Central Queensland Hospital and Health Service v Q [2016] QSC 89 saw an application by a hospital for a parens patriae court authorisation to terminate the pregnancy of a gilr aged 12 years. The girl had asked her general practitioner to arrange termination of her pregnancy.

The matter required consideration of the Queensland Criminal Code, as the Court cannot authorise what would otherwise be criminal conduct: [34].

An obstetrician who came to advise Q concluded, after summarising the various risks involved in terminating the pregnancy or continuing with it, that the risks of continuing the pregnancy (some of which were potentially life threatening) “far outweigh” the risks involved in terminating. He also commented that there were psycho-social implications of having a child at the age of 12 with a “lifelong burden which is likely to affect mental health.”: [16]. The court concluded that it was clearly in Q’s best interests for termination of her pregnancy to proceed. It is necessary to do so in order to avoid danger to her mental and physical health: [40].

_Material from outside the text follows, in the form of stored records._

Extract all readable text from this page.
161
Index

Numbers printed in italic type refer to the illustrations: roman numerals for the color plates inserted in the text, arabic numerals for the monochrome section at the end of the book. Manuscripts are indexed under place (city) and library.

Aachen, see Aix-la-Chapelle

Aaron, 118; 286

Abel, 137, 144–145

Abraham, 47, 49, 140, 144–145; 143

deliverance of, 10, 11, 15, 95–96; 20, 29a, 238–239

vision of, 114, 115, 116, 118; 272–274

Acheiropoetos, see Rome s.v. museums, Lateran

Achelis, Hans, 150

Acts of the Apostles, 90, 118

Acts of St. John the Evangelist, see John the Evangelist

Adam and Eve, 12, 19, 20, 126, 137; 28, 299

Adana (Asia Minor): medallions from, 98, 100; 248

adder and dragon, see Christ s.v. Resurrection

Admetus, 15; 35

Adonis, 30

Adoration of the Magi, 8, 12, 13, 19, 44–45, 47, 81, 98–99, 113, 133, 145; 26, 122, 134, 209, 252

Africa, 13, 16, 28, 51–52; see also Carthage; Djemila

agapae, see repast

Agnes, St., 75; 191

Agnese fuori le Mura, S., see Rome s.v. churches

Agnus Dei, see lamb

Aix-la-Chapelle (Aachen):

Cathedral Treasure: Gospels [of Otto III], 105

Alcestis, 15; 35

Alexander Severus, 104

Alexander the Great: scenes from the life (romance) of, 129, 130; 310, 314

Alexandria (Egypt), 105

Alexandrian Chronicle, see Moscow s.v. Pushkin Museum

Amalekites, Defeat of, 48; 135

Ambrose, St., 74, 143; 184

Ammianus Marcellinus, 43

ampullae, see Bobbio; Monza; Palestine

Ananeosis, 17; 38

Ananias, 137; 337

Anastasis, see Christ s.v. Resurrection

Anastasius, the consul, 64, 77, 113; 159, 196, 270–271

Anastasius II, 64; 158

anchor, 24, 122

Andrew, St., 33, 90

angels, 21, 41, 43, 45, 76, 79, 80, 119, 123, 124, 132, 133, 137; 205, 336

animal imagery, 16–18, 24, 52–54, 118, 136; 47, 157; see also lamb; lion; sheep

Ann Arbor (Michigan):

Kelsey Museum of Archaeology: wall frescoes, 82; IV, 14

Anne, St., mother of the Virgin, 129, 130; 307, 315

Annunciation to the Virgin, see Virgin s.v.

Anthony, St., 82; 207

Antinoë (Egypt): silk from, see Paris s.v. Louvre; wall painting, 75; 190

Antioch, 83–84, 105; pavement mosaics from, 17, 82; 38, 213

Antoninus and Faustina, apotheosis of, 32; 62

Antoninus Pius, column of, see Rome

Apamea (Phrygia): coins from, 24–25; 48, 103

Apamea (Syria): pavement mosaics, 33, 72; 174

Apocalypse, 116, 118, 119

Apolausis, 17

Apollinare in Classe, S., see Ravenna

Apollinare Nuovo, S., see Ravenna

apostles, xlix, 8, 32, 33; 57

The court made declarations such that:

  • the termination of Q’s pregnancy by the therapeutic administration of the drugs Mifepristone and Misoprostol is necessary to avoid danger to Q’s mental and physical health and is lawful; and
  • if the administration of the said drugs fails to effect a termination of Q’s pregnancy within 5 days then the termination of Q’s pregnancy by surgical operations is necessary to avoid danger to Q’s mental and physical health and is lawful.